Et le miracle eut lieu. Après avoir retourné ma poche en gant de toilette, peau de l’ours avant de l’avoir tué ou pâte à pain dans le pétrin, mes pas m’ont porté jusqu’à l’atelier refuge d’un jardin de fleurs accroché à un perron en pierre et Martine Jaquemet cria, entrez, entrez ! 

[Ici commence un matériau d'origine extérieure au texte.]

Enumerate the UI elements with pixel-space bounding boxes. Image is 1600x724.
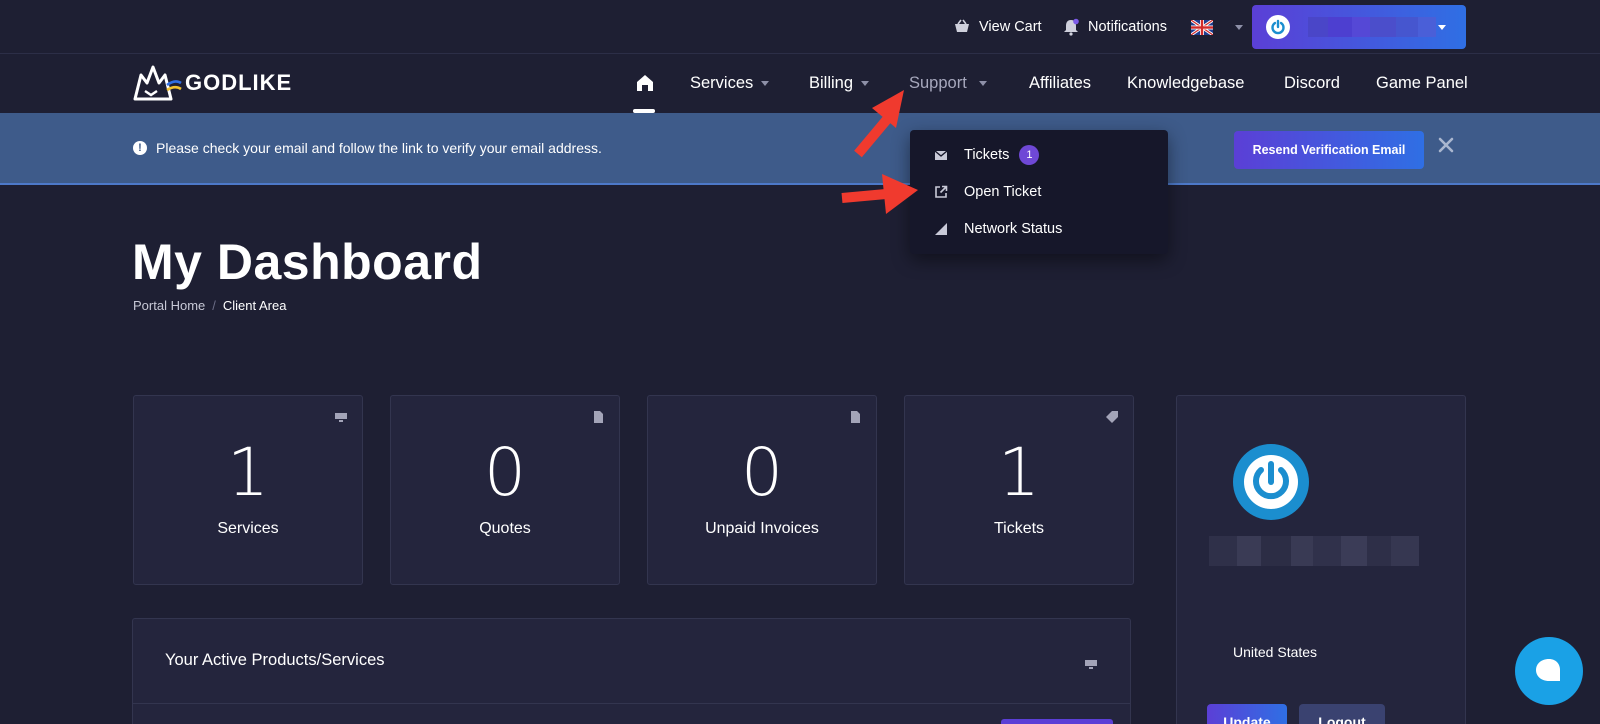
profile-avatar-icon [1233,444,1309,520]
document-icon [851,411,860,423]
cart-icon [955,19,969,32]
godlike-cat-logo-icon [133,65,182,101]
chevron-down-icon [978,80,987,86]
menu-item-network-status-label: Network Status [964,221,1063,237]
nav-services-label: Services [690,73,754,92]
alert-message-row: ! Please check your email and follow the… [133,140,602,156]
view-cart-label: View Cart [979,19,1042,35]
notifications-label: Notifications [1088,19,1167,35]
stat-label: Quotes [479,520,531,537]
breadcrumb-portal-home[interactable]: Portal Home [133,298,205,313]
nav-affiliates[interactable]: Affiliates [1029,71,1091,95]
support-dropdown-menu: Tickets 1 Open Ticket Network Status [910,130,1168,254]
nav-game-panel[interactable]: Game Panel [1376,71,1468,95]
profile-card: United States Update Logout [1176,395,1466,724]
menu-item-tickets[interactable]: Tickets 1 [934,144,1040,166]
panel-divider [133,703,1130,704]
user-avatar-icon [1266,15,1290,39]
chevron-down-icon [761,80,770,86]
profile-country: United States [1233,644,1318,660]
brand-name: GODLIKE [185,70,293,95]
stat-label: Tickets [993,520,1045,537]
tickets-count-badge: 1 [1019,145,1040,165]
email-verification-alert: ! Please check your email and follow the… [0,113,1600,185]
stat-tile-quotes[interactable]: 0 Quotes [390,395,620,585]
nav-knowledgebase-label: Knowledgebase [1127,73,1245,92]
user-menu-button[interactable] [1252,5,1466,49]
nav-billing-label: Billing [809,73,854,92]
document-icon [594,411,603,423]
stat-value: 0 [741,434,783,511]
view-cart-link[interactable]: View Cart [953,16,1042,38]
breadcrumb-client-area: Client Area [222,298,287,313]
menu-item-network-status[interactable]: Network Status [934,218,1062,240]
envelope-icon [934,150,948,160]
server-icon [335,413,347,422]
nav-services[interactable]: Services [690,71,770,95]
close-icon[interactable] [1436,135,1456,155]
menu-item-open-ticket[interactable]: Open Ticket [934,181,1041,203]
chevron-down-icon [1235,24,1243,30]
server-icon [1085,660,1097,669]
tag-icon [1106,411,1118,423]
live-chat-button[interactable] [1515,637,1583,705]
nav-knowledgebase[interactable]: Knowledgebase [1127,71,1244,95]
chevron-down-icon [861,80,870,86]
home-icon [637,75,653,91]
notifications-link[interactable]: Notifications [1062,16,1167,38]
language-selector[interactable] [1191,16,1243,38]
nav-discord-label: Discord [1284,73,1340,92]
update-profile-button[interactable]: Update [1207,704,1287,724]
nav-support[interactable]: Support [909,71,987,95]
chat-bubble-icon [1536,659,1560,681]
products-action-button[interactable] [1001,719,1113,724]
bell-icon [1064,18,1079,36]
breadcrumb-separator: / [212,298,216,313]
nav-support-label: Support [909,73,967,92]
brand-logo[interactable]: GODLIKE [131,63,292,103]
logout-button[interactable]: Logout [1299,704,1385,724]
external-link-icon [935,185,948,198]
breadcrumb: Portal Home / Client Area [133,298,286,313]
nav-billing[interactable]: Billing [809,71,870,95]
uk-flag-icon [1191,19,1213,35]
menu-item-tickets-label: Tickets [964,147,1010,163]
stat-label: Unpaid Invoices [705,520,819,537]
nav-game-panel-label: Game Panel [1376,73,1468,92]
exclamation-icon: ! [133,141,147,155]
power-icon [1271,19,1285,35]
stat-tile-tickets[interactable]: 1 Tickets [904,395,1134,585]
signal-icon [935,223,947,235]
nav-discord[interactable]: Discord [1284,71,1340,95]
main-navbar: GODLIKE Services Billing Support Affilia… [0,55,1600,113]
resend-verification-button[interactable]: Resend Verification Email [1234,131,1424,169]
stat-value: 0 [484,434,526,511]
redacted-username [1308,17,1436,37]
alert-message: Please check your email and follow the l… [156,140,602,156]
nav-home[interactable] [634,71,656,95]
products-panel-title: Your Active Products/Services [165,651,385,669]
top-utility-bar: View Cart Notifications [0,0,1600,54]
active-products-panel: Your Active Products/Services [132,618,1131,724]
menu-item-open-ticket-label: Open Ticket [964,184,1042,200]
stat-tile-unpaid-invoices[interactable]: 0 Unpaid Invoices [647,395,877,585]
stat-tile-services[interactable]: 1 Services [133,395,363,585]
redacted-profile-name [1209,536,1419,566]
stat-value: 1 [227,434,269,511]
stat-label: Services [217,520,279,537]
nav-affiliates-label: Affiliates [1029,73,1092,92]
stat-value: 1 [998,434,1040,511]
chevron-down-icon [1438,25,1446,30]
page-title: My Dashboard [132,234,483,290]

Coup de fil sur coup de fil, point à l’envers, point à l’endroit. Des petits Poucets au téléphone au grand Moïse ouvrant la mer, une voix enfin nous répondit pour nous fournir un double plus précieux qu’une molaire de Jésus. Me revient un poème de Monsieur Butor où il est question aussi d’une clef et non pas d’une clé égarée. C’est peut-être le f qui s’est vengé.





Paradis Perdu

Les branches s'écartaient pour nous

laisser passage en retenant

délicatement nos cheveux

et nous proposaient des cerises

dont le jus coulait sur nos joues

C'était il y a si longtemps

à peine si je me souviens

il a fallu qu'on me raconte

et que je retrouve des traces

dans les peintures et chansons

J'étais un enfant mais j'avais

toutes les forces d'un adulte

et tous ses désirs je passais

de mère en fille et déposais

des bébés poisseux dans leurs bras

Tout cela semble disparu

et pourtant tout cela perdure

entre le miroir et l'image

entre le rêve et le réveil

entre la page et l'impression

Les ronces nous griffaient sans nous

infliger la moindre souffrance

dessinant des fleurs sur nos peaux

que les amoureux effaçaient

en buvant les perles du sang

La main dans la main nous courions

entre les déserts et les sources

choisissant les uns pour les autres

les fruits des arbres du savoir

dont nous comparions les saveurs

J'étais à l'aise dans mon corps

j'en connaissais tous les organes

les maladies étaient amies

je goûtais fièvres ou frissons

dans des lits de boues et de feuilles

Où était-ce ne saurais dire

si loin de tout si près de toi

jouissant du chaud comme du froid

j'ai perdu la clef de la grille

et j'erre comme une âme en peine

Michel Butor

 

Car après tout qu’est-ce que prier sinon bafouiller tout seul à voix haute, jargonner l’infini caché dans notre chair, dans notre corps, murmurer à chaque cellule, à chaque atome du vide et de la matière, le mot à mot de notre émotion, que tout retourne à la légèreté de la poussière, qu’un peu de nos larmes, qu’un peu de nos peurs se remette en mouvement dans la grande alchimie des sèves et des comètes, qu’est-ce prier sinon mentir pour survivre, crier, miauler, geindre, bramer le grand rut cosmique, se raconter une histoire qui nous apaise, inventer une issue à toutes les impasses, un hublot ouvert sur le front de Dieu, qu’est-ce que prier à part se remettre en route, fourbir ses armes, provoquer le néant en duel dans la chambre d’écho des ténèbres, pour qu’elles s’en souviennent les ombres qui voudraient nous fermer les yeux, la lumière des mots cherchant la lumière des étoiles, chaque phrase allumant des métaphores à des années lumières de notre pensée, là où se cache toujours un immense espoir qui nous devance et nous prolonge, un homme après l’autre, comme un ricochet, un rebond, un écho, inventer celui-là, celui qui viendra ou celui qui ne viendra pas, inventer tous les celui-là pour se sentir moins seul, et même ce qui n’existe pas dans le celui-là, je vous salue quelqu’un, pluie de grâce ou pluie de méditations, que notre regard resté au ciel redescende parmi nous, les frères et les ennemis, les puissants et les faibles, que votre règne nous rende au tourbillon, au vertige du possible et de toutes les tendresses, qu’est-ce que prier sinon faire de sa bouche enfin, un oiseau.